On April 27th 2017, we hosted the finale of Hacking for Energy at the famed World Room at the Columbia Journalism School. The event was the culmination of our landmark class where graduate students from Columbia, NYU, and CUNY were given the opportunity to spend 14 weeks developing solutions to some of the hardest energy problems facing major organizations. Each week the student gave updates on their development in class to a set of six instructors experienced with the Lean Launchpad methodology. They also received regular guidance from their team mentor as well as their Industry Host. The five student teams combined completed 500+ interviews in the 14 weeks, and at least two are planning to continue working on their projects after class to turn their projects into companies.
We kicked things off with some opening remarks from PowerBridgeNY’s Jim Alosie and Julia Byrd, who welcomed the audience attending both in-person and via livestream. They spoke about how all the student groups applied for the course in the Fall of 2016, and the teams sitting in the rooms got to participate in the course, beating out 23 other applications.

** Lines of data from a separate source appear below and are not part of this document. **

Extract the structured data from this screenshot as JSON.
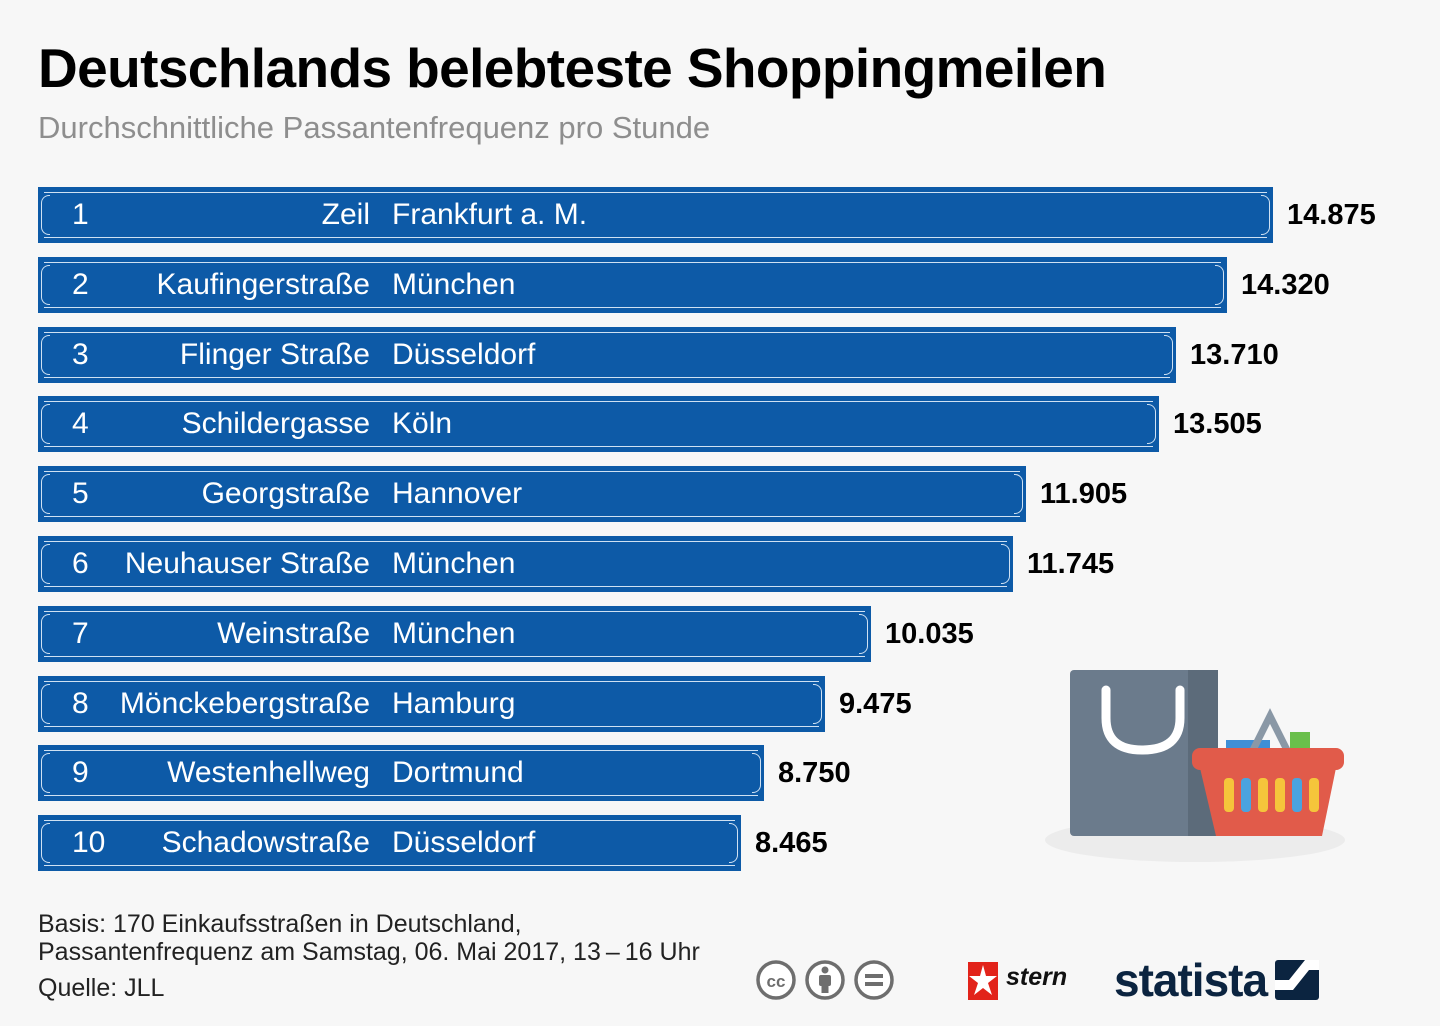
{
  "title": "Deutschlands belebteste Shoppingmeilen",
  "subtitle": "Durchschnittliche Passantenfrequenz pro Stunde",
  "colors": {
    "bar": "#0d5aa7",
    "bar_frame": "#cfe1f3",
    "background": "#f7f7f7"
  },
  "chart_data": {
    "type": "bar",
    "orientation": "horizontal",
    "title": "Deutschlands belebteste Shoppingmeilen",
    "subtitle": "Durchschnittliche Passantenfrequenz pro Stunde",
    "xlabel": "",
    "ylabel": "",
    "grid": false,
    "rows": [
      {
        "rank": "1",
        "street": "Zeil",
        "city": "Frankfurt a. M.",
        "value": 14875,
        "label": "14.875"
      },
      {
        "rank": "2",
        "street": "Kaufingerstraße",
        "city": "München",
        "value": 14320,
        "label": "14.320"
      },
      {
        "rank": "3",
        "street": "Flinger Straße",
        "city": "Düsseldorf",
        "value": 13710,
        "label": "13.710"
      },
      {
        "rank": "4",
        "street": "Schildergasse",
        "city": "Köln",
        "value": 13505,
        "label": "13.505"
      },
      {
        "rank": "5",
        "street": "Georgstraße",
        "city": "Hannover",
        "value": 11905,
        "label": "11.905"
      },
      {
        "rank": "6",
        "street": "Neuhauser Straße",
        "city": "München",
        "value": 11745,
        "label": "11.745"
      },
      {
        "rank": "7",
        "street": "Weinstraße",
        "city": "München",
        "value": 10035,
        "label": "10.035"
      },
      {
        "rank": "8",
        "street": "Mönckebergstraße",
        "city": "Hamburg",
        "value": 9475,
        "label": "9.475"
      },
      {
        "rank": "9",
        "street": "Westenhellweg",
        "city": "Dortmund",
        "value": 8750,
        "label": "8.750"
      },
      {
        "rank": "10",
        "street": "Schadowstraße",
        "city": "Düsseldorf",
        "value": 8465,
        "label": "8.465"
      }
    ]
  },
  "footer": {
    "basis_line1": "Basis: 170 Einkaufsstraßen in Deutschland,",
    "basis_line2": "Passantenfrequenz am Samstag, 06. Mai 2017, 13 – 16 Uhr",
    "source": "Quelle: JLL"
  },
  "branding": {
    "stern": "stern",
    "statista": "statista"
  },
  "icons": [
    "cc-icon",
    "attribution-icon",
    "no-derivatives-icon",
    "stern-star-icon",
    "statista-icon",
    "shopping-bag-icon",
    "shopping-basket-icon"
  ]
}
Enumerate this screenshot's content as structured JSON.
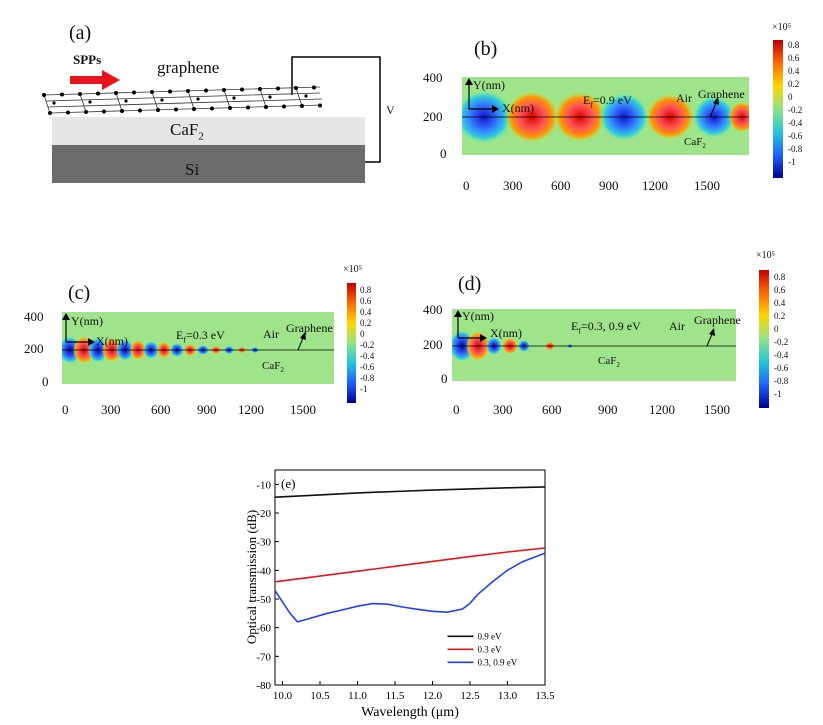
{
  "panel_a": {
    "label": "(a)",
    "spp_label": "SPPs",
    "graphene_label": "graphene",
    "caf2_label": "CaF",
    "caf2_sub": "2",
    "si_label": "Si",
    "voltage_label": "V",
    "colors": {
      "arrow": "#e8141b",
      "caf2": "#e6e6e6",
      "si": "#6b6b6b"
    }
  },
  "panel_b": {
    "label": "(b)",
    "y_axis_label": "Y(nm)",
    "x_axis_label": "X(nm)",
    "ef_label": "E",
    "ef_sub": "f",
    "ef_value": "=0.9 eV",
    "air_label": "Air",
    "graphene_label": "Graphene",
    "caf2_label": "CaF",
    "caf2_sub": "2",
    "yticks": [
      "400",
      "200",
      "0"
    ],
    "xticks": [
      "0",
      "300",
      "600",
      "900",
      "1200",
      "1500"
    ],
    "colorbar_exponent": "×10⁵",
    "colorbar_ticks": [
      "0.8",
      "0.6",
      "0.4",
      "0.2",
      "0",
      "-0.2",
      "-0.4",
      "-0.6",
      "-0.8",
      "-1"
    ]
  },
  "panel_c": {
    "label": "(c)",
    "y_axis_label": "Y(nm)",
    "x_axis_label": "X(nm)",
    "ef_label": "E",
    "ef_sub": "f",
    "ef_value": "=0.3 eV",
    "air_label": "Air",
    "graphene_label": "Graphene",
    "caf2_label": "CaF",
    "caf2_sub": "2",
    "yticks": [
      "400",
      "200",
      "0"
    ],
    "xticks": [
      "0",
      "300",
      "600",
      "900",
      "1200",
      "1500"
    ],
    "colorbar_exponent": "×10⁵",
    "colorbar_ticks": [
      "0.8",
      "0.6",
      "0.4",
      "0.2",
      "0",
      "-0.2",
      "-0.4",
      "-0.6",
      "-0.8",
      "-1"
    ]
  },
  "panel_d": {
    "label": "(d)",
    "y_axis_label": "Y(nm)",
    "x_axis_label": "X(nm)",
    "ef_label": "E",
    "ef_sub": "f",
    "ef_value": "=0.3, 0.9 eV",
    "air_label": "Air",
    "graphene_label": "Graphene",
    "caf2_label": "CaF",
    "caf2_sub": "2",
    "yticks": [
      "400",
      "200",
      "0"
    ],
    "xticks": [
      "0",
      "300",
      "600",
      "900",
      "1200",
      "1500"
    ],
    "colorbar_exponent": "×10⁵",
    "colorbar_ticks": [
      "0.8",
      "0.6",
      "0.4",
      "0.2",
      "0",
      "-0.2",
      "-0.4",
      "-0.6",
      "-0.8",
      "-1"
    ]
  },
  "chart_data": {
    "type": "line",
    "panel_label": "(e)",
    "xlabel": "Wavelength (μm)",
    "ylabel": "Optical transmission (dB)",
    "xlim": [
      9.9,
      13.5
    ],
    "ylim": [
      -80,
      -5
    ],
    "xticks": [
      "10.0",
      "10.5",
      "11.0",
      "11.5",
      "12.0",
      "12.5",
      "13.0",
      "13.5"
    ],
    "yticks": [
      "-10",
      "-20",
      "-30",
      "-40",
      "-50",
      "-60",
      "-70",
      "-80"
    ],
    "legend_position": "bottom-right",
    "series": [
      {
        "name": "0.9  eV",
        "color": "#111111",
        "x": [
          9.9,
          10.5,
          11.0,
          11.5,
          12.0,
          12.5,
          13.0,
          13.5
        ],
        "y": [
          -14.5,
          -13.7,
          -13.0,
          -12.5,
          -12.0,
          -11.6,
          -11.2,
          -10.9
        ]
      },
      {
        "name": "0.3  eV",
        "color": "#e8141b",
        "x": [
          9.9,
          10.5,
          11.0,
          11.5,
          12.0,
          12.5,
          13.0,
          13.5
        ],
        "y": [
          -44,
          -42,
          -40.3,
          -38.6,
          -36.9,
          -35.2,
          -33.6,
          -32.2
        ]
      },
      {
        "name": "0.3, 0.9  eV",
        "color": "#1f3fff",
        "x": [
          9.9,
          10.0,
          10.1,
          10.2,
          10.4,
          10.6,
          10.8,
          11.0,
          11.2,
          11.4,
          11.6,
          11.8,
          12.0,
          12.2,
          12.4,
          12.5,
          12.6,
          12.8,
          13.0,
          13.2,
          13.4,
          13.5
        ],
        "y": [
          -47,
          -51,
          -55,
          -58,
          -56.5,
          -55,
          -53.8,
          -52.5,
          -51.6,
          -51.8,
          -52.8,
          -53.6,
          -54.3,
          -54.6,
          -53.5,
          -51.5,
          -48.5,
          -44,
          -40,
          -37,
          -35,
          -34
        ]
      }
    ]
  }
}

After Jim and Julia spoke, Travis Bradford, Director of the energy concentration at Columbia SIPA and founder of the Prometheus Institute who also gave the weekly energy lectures throughout the semester, spoke about his experience with the students. He said, “For the students to be able to work through the ideas very quickly, adapt in turn to the changing conditions as they understood the problems, and the circumstances that they found themselves to innovate in...I am just really really proud of how much progress they made in 13-14 weeks.”
Travis’s remarks were followed by three individuals who played important roles in the success of the class: PowYorker’s Industry Host Andrew Reid from Con Ed, EVE’s Industry Host Daniel Hullah from GE, and SunToWheels’ Mentor Joel Ndreu from Related. All three spoke about how they interacted with the teams over the course of the semester, including providing guidance and introducing them to potential interviewees. ConEd even introduced PowYorker to other device manufacturers that they work with, and the team ended up taking a tour of the facility! Joel Ndreu, who also is a serial entrepreneur, noted that the class is unique because it “teaches people a rigorous framework on how to approach problems and how to try solving them. I am excited to see where these students go, we will probably see cool things from them in a few years.”
After the Industry Host remarks, we dove right into the presentations. Each team was given 15 minutes to present their findings to the audience and the five members of the teaching team. After each presentation, the teaching team gave comments and feedback to the students on both the presentation and their work in the course. Below is a brief overview of each project.
Industry Host: IBM
Challenge: Transactive energy is an emerging approach for integrating and coordinating Distributed Energy Resources (DER) in electric systems. A major challenge is understanding how to assign value to the contribution of individual DER assets that provide services to the electric system.
Proposed Solution: An energy data aggregation tool that collects and analyzes data beneficial to energy project valuation and analysis
Industry Host: GE
Challenge: The penetration of electric vehicles in the passenger fleet is currently extremely low but is expected to increase rapidly over the next 10+ years. There is limited public (i.e. non-residential) charging infrastructure in place today and the economic models for build out are unclear. Are there ways to use technology to develop new business models to speed up the roll out of infrastructure in advance of market expansion?
Proposed Solution: A platform that helps multifamily EV owners quickly find and schedule reliable EV charging at fast DC chargers
Industry Host: NYU Office of Sustainability
Challenge: NYU's Capital Projects & Facilities Department, which includes the plumbing, electric, recycling and paint shop, uses a variety of vehicle types that are powered by gasoline. Develop a system to switch all of NYU's gasoline based vehicles to electric vehicles.
Proposed Solution: Helping universities achieve sustainability goals by providing an electric vehicle leasing service.
Industry Host: ConEdison
Challenge: Underground infrastructure is difficult to access but critically important to monitor and maintain. Each year, there are a number of incidents of smoking and even exploding manholes. There are sensors in the manholes, but battery life is a constant challenge. Power harvesting technologies are needed, but due to the wide variety of offerings, it is difficult to identify which solution would be best.
Proposed Solution: EMF power harvesting solutions for monitoring utilities' infrastructure networks to increase safety
Industry Host: SolarCity
Challenge: Individuals with energy resources such as solar, batteries and flexible loads (i.e. appliances, EVs) can shift between being a consumer and supplier of energy. Sometimes they have excess capacity, but other potential consumers do not know about or cannot access that excess capacity. If providers could connect with potential users, they would be able to generate revenues for sharing their excess capacity or by shifting their consumptions while users would have access to the required energy resources at a potentially lower cost. However, currently there is no easy way of connecting these two groups.
Proposed Solution: A distributed energy resource IoT platform for EV users
After the student presentations, we closed out the event and the students networked with the attendees from the energy industry. Head here check out photos of the event and the full livestream.
We could not be happier about the outcome of the class and would like to take a moment to acknowledge and thank all the individuals who played a role in getting Hacking for Energy off the ground.